In another big job, they took out the green wall-to-wall shag carpeting and removed the linoleum and adhesive that they found underneath throughout the whole house.
They then installed complementary floor tile in the bathrooms. For the rest of the house, they ultimately chose to transform the concrete with Southwestern red-colored epoxy garage paint finished with a clear two-part garage epoxy.
“It is so shiny, people are afraid to walk on it,” says Tatiana. “However, it is so durable, you can drive a car on it.”
The kitchen also got an update. Its stainless steel countertop and appliances are set against cabinets of blond wood and frosted glass.
The brick fireplace in the living room remains, as does the 12-foot-high wood-beam ceiling. The white-washed adobe brick that used to be the exterior wall to the Arizona room is an accent wall.

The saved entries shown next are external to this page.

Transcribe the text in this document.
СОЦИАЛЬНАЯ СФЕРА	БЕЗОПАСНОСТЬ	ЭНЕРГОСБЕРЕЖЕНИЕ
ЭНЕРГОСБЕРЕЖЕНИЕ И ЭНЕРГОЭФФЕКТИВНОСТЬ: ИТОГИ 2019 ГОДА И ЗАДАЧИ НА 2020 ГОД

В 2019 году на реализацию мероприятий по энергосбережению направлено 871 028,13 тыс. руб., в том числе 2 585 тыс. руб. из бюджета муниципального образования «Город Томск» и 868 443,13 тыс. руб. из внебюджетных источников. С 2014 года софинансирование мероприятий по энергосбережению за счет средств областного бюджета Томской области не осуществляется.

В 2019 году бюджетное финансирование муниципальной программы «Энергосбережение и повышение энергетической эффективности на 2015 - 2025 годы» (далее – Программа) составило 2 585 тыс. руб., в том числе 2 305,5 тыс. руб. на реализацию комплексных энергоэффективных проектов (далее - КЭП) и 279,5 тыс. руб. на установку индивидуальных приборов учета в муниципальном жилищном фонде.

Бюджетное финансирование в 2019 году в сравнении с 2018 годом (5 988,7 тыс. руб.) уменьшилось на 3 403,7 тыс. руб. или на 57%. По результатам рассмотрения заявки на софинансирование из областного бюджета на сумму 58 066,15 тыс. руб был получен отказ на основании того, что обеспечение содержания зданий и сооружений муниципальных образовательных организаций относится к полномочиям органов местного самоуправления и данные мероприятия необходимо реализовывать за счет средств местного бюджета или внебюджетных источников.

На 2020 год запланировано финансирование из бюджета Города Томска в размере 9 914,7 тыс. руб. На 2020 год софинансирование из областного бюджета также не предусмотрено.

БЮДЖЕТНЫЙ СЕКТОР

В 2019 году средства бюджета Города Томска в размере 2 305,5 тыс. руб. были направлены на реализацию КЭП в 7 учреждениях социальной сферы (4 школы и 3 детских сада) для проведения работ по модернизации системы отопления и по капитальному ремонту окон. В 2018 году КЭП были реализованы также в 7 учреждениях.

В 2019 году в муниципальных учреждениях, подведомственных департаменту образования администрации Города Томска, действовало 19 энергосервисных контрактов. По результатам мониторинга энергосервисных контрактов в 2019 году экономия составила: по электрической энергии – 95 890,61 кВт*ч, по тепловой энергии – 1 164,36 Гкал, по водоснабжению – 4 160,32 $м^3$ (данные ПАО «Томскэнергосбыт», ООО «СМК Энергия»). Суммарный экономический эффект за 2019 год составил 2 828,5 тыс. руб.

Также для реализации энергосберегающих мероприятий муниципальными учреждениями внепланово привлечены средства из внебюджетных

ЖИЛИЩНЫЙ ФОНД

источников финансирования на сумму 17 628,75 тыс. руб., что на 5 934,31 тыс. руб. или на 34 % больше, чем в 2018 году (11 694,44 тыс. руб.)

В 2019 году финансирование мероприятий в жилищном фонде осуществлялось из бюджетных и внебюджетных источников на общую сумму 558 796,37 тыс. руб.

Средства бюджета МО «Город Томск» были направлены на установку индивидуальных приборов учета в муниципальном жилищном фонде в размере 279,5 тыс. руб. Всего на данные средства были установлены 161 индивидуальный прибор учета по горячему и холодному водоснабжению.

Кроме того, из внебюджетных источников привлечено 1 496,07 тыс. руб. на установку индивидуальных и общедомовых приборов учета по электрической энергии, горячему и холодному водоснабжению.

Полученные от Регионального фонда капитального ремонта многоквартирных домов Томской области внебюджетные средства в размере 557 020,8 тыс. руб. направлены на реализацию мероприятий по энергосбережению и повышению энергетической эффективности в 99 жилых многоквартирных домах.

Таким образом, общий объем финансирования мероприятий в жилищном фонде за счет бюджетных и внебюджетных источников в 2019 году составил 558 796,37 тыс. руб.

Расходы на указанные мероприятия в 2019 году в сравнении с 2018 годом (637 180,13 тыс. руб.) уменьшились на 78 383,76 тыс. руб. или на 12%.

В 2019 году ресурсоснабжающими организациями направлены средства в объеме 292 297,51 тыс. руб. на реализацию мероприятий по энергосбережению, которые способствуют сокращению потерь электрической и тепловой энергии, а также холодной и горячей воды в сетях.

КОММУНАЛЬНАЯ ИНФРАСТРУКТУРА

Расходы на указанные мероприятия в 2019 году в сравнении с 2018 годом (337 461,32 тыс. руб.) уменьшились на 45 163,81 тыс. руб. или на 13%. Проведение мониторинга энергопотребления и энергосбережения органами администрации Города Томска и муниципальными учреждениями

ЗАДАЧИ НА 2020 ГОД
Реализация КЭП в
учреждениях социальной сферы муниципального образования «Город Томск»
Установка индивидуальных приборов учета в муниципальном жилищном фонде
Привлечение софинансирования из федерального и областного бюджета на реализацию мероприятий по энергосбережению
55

Outside upgrades also have continued. The couple installed a sitting patio along the exterior wall of the bedrooms and filled stock tanks with seasonal flowers. They took out the casement windows that originally were in each of the three bedrooms and cut into the adobe exterior wall to install French doors. That gives each room direct access to the intimate patio space.
The original pool is very close to the house and was cut off from the rest of the backyard by a fence. The Hladkys removed that fence, extended concrete decking from 300 to 1,200 square feet, and installed a swim spa.
Beyond a new fence surrounding the pool area, the couple built 500 square feet of raised beds using concrete blocks and metal poles for hanging shade cloth. It’s where they grow fall and winter vegetables. As sustainable gardeners, they also have composting and rainwater harvesting systems.
They gave their “perfect” home a personal touch, undeterred by the few things they didn’t like. Tom suggests more people take a look at the potential of a place, not just what they see.
“It’s kind of like not buying a house because you don’t like the paint color!” he says.
Adds Tatiana, “This one had good bones.”